Mientras que esa misma joven, en otro país, podría ser una chica brillante y llena de esperanza que viaja por el mundo, baila, ríe a carcajadas y elige la profesión que desea, en nuestro país termina bajo tierra con una historia que no podríamos soportar ni siquiera en una película de terror.
Mientras las personas sensatas dicen que hace falta un nuevo sistema donde estos niños sean protegidos y rehabilitados, las voces que surgen de los parlamentarios en Turquía generan una sensación de impotencia extrema.
A nivel estatal, en las declaraciones hechas ante la prensa, se habla de que las mujeres deben ser poseídas por los hombres...
Uno de los primeros ministros de la época, "Es necesario recortar las pensiones de las viudas para aliviar la precariedad de los hombres mayores, porque las mujeres que tienen dinero, al no verse obligadas, no se casan con hombres mayores cuyas esposas han fallecido" se atreve a decir.
Otro de los nuevos diputados, a quien no merece la pena mencionar por su nombre para no darle importancia, defiende con todas sus fuerzas que "las mujeres deben alejarse del sueño de ser la única esposa de un hombre", mientras eleva el listón al afirmar: "En nuestra religión, un hombre puede tener cuatro esposas; además, ¿qué es mejor, trabajar como mujer libre en un cabaret o ser la enésima esposa de un hombre?"
No creo que podamos resolver el conflicto mental que este individuo tiene entre el cabaret y el entorno doméstico, ni siquiera enumerando uno a uno los nombres de miles de mujeres científicas exitosas, empresarias de éxito y políticas que han hecho avanzar al mundo.
La única institución que se considera capaz de proteger a las niñas o a las mujeres jóvenes es la familia, bendecida por la cultura, la religión y las tradiciones. Sin embargo, cuando el agresor es la familia, no queda ninguna fuerza que proteja a la joven. Por lo tanto, la santidad protectora del Estado debe estar por encima de la institución familiar. El Estado debe asumir la protección del menor en primer grado, incluso por encima de la familia.

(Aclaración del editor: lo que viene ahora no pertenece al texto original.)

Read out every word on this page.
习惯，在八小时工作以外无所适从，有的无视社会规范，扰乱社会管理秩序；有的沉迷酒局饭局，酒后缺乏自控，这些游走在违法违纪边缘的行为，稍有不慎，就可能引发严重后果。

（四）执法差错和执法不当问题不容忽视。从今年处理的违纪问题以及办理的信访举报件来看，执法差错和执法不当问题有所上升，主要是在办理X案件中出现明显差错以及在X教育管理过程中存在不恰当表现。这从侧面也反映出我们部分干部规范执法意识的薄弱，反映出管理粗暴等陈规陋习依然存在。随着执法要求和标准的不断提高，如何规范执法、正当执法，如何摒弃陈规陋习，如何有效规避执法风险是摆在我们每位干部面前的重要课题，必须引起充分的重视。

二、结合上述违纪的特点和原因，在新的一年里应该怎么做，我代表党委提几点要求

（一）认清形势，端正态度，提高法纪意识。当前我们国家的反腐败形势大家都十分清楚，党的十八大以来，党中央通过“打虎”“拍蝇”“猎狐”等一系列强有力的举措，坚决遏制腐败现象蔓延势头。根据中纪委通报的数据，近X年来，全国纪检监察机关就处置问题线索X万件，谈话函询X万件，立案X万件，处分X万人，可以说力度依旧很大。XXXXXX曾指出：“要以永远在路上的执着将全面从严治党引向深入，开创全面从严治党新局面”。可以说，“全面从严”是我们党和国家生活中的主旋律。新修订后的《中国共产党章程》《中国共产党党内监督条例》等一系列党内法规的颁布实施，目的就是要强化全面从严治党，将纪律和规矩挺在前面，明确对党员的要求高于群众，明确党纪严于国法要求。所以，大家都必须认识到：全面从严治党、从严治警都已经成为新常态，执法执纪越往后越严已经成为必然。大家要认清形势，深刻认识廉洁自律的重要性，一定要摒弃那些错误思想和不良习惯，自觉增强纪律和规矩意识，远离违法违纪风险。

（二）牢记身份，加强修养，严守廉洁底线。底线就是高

Por supuesto, es imposible supervisar el interior de cada familia. Sin embargo, cuando su vida corre peligro, una persona debe poder refugiarse en el Estado, que ofrece una garantía familiar legal, sabiendo que no se quedará en la calle, que no será vendida y que no será asesinada. Debe saber que se le proporcionará un hogar, dinero suficiente para subsistir y oportunidades educativas, para que pueda salvarse de su situación sin miedo.
En una estructura social patriarcal que genera constantemente asesinos y misóginos, la tarea de empoderar y proteger a la mujer es del Estado. Las niñas deben ser empoderadas desde la infancia, no después de haberse casado con un hombre que las amenaza de muerte si se divorcian. De lo contrario, la responsabilidad de sus suicidios y asesinatos recae más sobre el Estado, y por tanto sobre todos nosotros, que sobre los agresores dentro de la familia.

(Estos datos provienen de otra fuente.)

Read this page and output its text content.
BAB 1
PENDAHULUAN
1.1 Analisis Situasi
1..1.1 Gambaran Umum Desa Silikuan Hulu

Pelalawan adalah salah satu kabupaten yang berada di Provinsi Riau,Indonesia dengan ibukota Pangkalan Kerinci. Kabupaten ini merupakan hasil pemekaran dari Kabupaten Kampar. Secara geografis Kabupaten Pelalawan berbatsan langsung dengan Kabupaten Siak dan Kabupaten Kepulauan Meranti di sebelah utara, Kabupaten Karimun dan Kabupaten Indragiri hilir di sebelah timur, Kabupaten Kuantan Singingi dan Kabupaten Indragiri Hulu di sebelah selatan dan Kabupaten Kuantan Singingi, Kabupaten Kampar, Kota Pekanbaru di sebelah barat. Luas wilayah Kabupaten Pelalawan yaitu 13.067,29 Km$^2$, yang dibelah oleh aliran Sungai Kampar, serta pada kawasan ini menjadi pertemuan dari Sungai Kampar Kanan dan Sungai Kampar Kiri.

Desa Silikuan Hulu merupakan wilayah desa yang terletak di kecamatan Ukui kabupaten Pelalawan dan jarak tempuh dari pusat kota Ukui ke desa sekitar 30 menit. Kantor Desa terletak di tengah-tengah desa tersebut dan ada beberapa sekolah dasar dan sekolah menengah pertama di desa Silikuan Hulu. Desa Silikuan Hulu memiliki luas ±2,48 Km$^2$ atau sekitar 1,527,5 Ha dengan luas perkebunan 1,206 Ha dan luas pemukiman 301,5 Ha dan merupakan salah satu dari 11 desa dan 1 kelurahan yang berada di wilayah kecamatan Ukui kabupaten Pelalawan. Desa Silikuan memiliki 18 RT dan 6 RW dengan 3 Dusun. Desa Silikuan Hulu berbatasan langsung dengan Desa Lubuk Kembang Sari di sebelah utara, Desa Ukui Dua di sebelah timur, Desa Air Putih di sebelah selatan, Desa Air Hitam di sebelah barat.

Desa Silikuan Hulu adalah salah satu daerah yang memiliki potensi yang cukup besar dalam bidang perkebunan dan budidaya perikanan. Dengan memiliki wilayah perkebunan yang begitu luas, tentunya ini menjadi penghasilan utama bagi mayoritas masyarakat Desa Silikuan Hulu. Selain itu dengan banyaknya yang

Si los funcionarios del Estado se presentan ante la prensa para hablar de debilitar a la mujer, de los perjuicios de la libertad femenina y de los beneficios de la poligamia, ignorando las normas de etiqueta —cuando incluso en el islam la poligamia solo se menciona en casos de necesidad y se considera vergonzoso tratarla en contextos innecesarios—, entonces estamos ante una falta total de decoro.
Si en el Parlamento, en lugar de abordar los problemas del país, las dificultades que atraviesa el pueblo o las guerras que amenazan con arrastrar al mundo a una catástrofe, se habla sin pudor ni respeto de burdeles, de la lujuria en sus mesas, de las preferencias matrimoniales de las viudas y de cómo 'apropiarse' de las mujeres, entonces no se debe confiar ni en las ideas ni en las palabras de estos derviches.
En resumen, los cimientos sobre los que se fundó la República de Turquía son demasiado valiosos como para permitir que sean sometidos a una erosión mental tan violenta.